Jeffrey Turton

Personal information
- Date of birth: 21 April 1912
- Place of birth: Wortley, England
- Date of death: 17 March 1981 (aged 68)
- Height: 5 ft 10 in (1.78 m)
- Position: Full back

Senior career*
- Years: Team / Apps / (Gls)
- 1933–1934: Chapeltown
- 1934–1935: West Bromwich Albion / 0 / (0)
- 1935–1936: Gillingham / 11 / (0)
- 1936–1938: Crystal Palace / 12 / (0)
- 1938–1939: Folkestone
- 1939–1940: Chelmsford City / 1 / (0)

= Jeffrey Turton =

English footballer

Jeffrey Turton (21 April 1912 — 17 March 1981) was an English professional footballer who played as a full back.

==Career==
Turton began his career at Chapeltown in 1933, signing for West Bromwich Albion the following year.

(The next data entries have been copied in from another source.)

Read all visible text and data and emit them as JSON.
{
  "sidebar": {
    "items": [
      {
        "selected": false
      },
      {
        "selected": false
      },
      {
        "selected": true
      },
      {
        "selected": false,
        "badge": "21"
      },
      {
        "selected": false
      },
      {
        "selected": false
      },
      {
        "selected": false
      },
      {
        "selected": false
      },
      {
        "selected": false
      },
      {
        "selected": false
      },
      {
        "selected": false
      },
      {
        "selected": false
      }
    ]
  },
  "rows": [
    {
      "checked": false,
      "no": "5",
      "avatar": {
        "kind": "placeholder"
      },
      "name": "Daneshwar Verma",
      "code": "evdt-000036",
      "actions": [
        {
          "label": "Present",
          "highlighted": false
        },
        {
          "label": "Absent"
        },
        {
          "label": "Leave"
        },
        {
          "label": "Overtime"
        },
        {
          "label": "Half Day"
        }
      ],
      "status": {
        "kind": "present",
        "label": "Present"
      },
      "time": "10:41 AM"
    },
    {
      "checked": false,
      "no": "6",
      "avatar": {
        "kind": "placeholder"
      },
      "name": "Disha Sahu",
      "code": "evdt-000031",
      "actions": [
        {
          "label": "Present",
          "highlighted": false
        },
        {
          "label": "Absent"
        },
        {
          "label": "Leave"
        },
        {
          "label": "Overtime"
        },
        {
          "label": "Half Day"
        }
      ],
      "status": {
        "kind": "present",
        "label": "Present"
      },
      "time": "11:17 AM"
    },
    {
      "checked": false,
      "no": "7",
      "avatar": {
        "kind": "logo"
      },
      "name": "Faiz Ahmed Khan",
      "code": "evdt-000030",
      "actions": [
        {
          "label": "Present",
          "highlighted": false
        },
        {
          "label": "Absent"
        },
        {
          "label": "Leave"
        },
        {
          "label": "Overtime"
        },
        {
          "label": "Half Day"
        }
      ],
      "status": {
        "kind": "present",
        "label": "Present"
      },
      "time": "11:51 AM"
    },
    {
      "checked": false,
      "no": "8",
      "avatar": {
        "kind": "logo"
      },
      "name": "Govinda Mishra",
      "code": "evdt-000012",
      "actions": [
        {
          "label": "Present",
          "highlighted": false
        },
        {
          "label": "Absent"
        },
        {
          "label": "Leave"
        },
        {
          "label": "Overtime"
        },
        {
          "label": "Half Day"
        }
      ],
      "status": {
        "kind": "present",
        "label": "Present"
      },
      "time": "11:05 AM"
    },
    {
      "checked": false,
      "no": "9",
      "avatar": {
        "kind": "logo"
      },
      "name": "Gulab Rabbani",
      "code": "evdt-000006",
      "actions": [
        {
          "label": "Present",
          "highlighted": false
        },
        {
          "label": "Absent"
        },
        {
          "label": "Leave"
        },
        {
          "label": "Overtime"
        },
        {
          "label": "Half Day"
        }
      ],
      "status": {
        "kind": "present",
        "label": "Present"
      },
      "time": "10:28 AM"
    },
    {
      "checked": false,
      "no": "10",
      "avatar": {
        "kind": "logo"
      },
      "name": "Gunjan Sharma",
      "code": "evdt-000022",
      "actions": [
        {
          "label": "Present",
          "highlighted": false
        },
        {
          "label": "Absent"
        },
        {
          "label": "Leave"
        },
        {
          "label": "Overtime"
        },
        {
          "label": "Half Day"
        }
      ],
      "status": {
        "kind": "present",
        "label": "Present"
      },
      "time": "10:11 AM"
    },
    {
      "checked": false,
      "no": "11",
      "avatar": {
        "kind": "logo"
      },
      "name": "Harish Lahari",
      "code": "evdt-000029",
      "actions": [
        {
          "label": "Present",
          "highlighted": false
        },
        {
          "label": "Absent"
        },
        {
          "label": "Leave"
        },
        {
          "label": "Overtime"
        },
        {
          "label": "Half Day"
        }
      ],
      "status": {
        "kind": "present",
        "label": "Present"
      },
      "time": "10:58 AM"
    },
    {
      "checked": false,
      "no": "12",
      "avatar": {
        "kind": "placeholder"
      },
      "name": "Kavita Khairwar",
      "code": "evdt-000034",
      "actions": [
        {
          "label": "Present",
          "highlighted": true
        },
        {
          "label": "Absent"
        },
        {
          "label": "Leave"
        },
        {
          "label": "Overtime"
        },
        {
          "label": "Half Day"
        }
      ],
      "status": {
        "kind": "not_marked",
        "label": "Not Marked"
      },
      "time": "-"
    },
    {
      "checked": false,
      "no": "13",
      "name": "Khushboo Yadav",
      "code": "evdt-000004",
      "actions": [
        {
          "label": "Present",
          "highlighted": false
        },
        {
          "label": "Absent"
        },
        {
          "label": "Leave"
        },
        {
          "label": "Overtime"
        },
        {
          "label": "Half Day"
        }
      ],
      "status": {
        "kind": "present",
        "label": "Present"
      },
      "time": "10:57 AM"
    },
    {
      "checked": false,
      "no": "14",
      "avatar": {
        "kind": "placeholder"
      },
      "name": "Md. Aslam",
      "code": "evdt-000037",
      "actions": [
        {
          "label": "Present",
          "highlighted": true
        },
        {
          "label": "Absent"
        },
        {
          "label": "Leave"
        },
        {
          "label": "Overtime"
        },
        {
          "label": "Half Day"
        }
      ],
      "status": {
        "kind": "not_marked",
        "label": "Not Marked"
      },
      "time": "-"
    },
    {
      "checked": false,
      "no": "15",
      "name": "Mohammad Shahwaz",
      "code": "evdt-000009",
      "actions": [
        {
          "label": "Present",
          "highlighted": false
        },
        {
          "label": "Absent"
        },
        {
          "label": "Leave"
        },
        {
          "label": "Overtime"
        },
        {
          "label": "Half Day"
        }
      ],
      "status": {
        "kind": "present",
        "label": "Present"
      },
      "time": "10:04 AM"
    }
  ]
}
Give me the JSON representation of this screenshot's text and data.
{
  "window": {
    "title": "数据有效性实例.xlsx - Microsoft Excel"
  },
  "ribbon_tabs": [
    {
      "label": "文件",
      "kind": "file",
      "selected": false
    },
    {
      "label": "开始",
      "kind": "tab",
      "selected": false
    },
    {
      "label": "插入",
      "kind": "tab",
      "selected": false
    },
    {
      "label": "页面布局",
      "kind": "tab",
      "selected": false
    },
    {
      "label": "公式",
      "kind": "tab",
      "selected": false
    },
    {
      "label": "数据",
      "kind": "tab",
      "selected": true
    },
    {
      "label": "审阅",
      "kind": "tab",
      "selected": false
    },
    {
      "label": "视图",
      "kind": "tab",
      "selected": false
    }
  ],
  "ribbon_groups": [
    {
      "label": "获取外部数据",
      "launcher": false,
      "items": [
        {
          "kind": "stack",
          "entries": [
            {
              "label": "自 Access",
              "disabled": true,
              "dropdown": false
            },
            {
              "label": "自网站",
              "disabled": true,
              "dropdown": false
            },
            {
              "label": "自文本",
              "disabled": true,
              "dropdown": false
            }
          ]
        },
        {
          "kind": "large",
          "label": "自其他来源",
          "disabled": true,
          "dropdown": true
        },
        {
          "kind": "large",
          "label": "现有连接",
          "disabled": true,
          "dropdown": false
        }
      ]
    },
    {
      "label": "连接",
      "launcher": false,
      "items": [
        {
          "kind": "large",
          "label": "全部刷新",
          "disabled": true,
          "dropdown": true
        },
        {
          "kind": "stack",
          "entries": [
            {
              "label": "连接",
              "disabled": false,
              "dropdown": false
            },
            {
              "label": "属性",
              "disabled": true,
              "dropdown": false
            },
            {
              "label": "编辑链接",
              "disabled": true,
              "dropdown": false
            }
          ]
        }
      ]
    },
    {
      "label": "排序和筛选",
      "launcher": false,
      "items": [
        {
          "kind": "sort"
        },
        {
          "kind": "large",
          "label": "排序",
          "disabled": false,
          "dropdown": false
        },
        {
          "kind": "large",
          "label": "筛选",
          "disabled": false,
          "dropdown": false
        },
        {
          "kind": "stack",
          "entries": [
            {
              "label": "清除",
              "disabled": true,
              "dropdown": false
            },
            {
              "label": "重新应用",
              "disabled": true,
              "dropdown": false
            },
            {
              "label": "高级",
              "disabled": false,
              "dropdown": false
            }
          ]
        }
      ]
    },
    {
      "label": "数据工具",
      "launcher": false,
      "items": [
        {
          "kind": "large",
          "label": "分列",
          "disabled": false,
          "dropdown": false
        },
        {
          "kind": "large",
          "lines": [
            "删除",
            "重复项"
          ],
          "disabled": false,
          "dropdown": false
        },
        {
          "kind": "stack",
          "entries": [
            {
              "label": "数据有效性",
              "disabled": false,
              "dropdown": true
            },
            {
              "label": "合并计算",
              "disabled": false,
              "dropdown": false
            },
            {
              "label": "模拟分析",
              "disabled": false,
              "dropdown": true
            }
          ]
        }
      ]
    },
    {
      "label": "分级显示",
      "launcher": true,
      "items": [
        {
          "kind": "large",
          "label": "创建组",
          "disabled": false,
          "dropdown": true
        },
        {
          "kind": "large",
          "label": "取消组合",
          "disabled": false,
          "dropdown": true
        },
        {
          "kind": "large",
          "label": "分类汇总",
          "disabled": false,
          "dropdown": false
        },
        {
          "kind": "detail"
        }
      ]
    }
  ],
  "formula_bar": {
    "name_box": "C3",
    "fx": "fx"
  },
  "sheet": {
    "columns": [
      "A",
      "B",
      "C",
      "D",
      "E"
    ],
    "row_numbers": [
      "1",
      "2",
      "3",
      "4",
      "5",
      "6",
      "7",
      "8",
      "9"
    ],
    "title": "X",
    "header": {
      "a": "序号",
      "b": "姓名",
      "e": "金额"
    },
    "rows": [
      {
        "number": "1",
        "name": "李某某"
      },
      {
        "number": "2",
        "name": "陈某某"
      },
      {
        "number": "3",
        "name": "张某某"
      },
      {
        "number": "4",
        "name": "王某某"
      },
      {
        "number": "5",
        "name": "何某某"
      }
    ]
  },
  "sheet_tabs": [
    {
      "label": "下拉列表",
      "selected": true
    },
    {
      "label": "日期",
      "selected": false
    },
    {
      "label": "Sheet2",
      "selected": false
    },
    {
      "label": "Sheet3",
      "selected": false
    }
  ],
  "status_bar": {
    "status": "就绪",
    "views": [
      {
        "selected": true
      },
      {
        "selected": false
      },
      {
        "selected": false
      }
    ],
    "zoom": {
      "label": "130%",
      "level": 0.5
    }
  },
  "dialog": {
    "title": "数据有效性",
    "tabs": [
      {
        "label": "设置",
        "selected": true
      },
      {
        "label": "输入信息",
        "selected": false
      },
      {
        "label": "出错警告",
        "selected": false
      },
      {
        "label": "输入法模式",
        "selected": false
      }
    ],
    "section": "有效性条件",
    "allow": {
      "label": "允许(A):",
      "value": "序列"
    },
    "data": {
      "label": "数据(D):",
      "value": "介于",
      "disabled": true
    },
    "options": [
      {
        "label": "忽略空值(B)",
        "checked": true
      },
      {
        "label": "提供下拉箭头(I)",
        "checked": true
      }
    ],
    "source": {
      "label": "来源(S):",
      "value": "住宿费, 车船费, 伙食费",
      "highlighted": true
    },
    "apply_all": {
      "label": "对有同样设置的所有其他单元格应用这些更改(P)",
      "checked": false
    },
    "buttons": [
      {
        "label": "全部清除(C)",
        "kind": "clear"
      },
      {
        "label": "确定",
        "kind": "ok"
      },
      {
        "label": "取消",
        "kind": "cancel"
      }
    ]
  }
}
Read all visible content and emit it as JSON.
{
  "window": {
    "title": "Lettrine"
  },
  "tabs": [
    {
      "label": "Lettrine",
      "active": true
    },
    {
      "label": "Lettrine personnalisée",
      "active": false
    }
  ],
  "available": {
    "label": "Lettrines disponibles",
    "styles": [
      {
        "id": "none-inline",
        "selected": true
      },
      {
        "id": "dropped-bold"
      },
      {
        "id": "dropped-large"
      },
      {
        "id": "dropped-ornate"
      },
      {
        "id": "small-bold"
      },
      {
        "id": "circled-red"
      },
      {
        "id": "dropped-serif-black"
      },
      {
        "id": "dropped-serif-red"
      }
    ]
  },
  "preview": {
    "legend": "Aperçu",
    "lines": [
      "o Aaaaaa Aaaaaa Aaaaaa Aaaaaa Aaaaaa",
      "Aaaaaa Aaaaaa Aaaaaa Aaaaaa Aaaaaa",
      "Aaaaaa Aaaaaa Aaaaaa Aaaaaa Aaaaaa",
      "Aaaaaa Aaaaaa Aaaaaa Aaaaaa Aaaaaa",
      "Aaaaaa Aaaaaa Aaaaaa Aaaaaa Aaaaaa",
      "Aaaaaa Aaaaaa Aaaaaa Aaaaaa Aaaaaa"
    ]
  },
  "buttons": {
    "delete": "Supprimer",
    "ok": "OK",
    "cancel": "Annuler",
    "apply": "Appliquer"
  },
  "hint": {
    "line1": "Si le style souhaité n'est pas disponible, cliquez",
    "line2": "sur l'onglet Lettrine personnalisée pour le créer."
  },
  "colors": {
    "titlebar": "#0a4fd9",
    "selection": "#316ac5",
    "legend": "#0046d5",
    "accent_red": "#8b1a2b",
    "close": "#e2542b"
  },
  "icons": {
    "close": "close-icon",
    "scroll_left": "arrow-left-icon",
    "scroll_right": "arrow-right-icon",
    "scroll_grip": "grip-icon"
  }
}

In 1935, after failing to make any appearances for West Brom, Turton signed for Gillingham. Turton made 11 Football League appearances at Gillingham, signing for Crystal Palace in February 1936. At Crystal Palace, Turton made 12 league appearances over the course of two seasons, before signing for non-league side Folkestone in 1938. In 1939, Turton signed for Chelmsford City.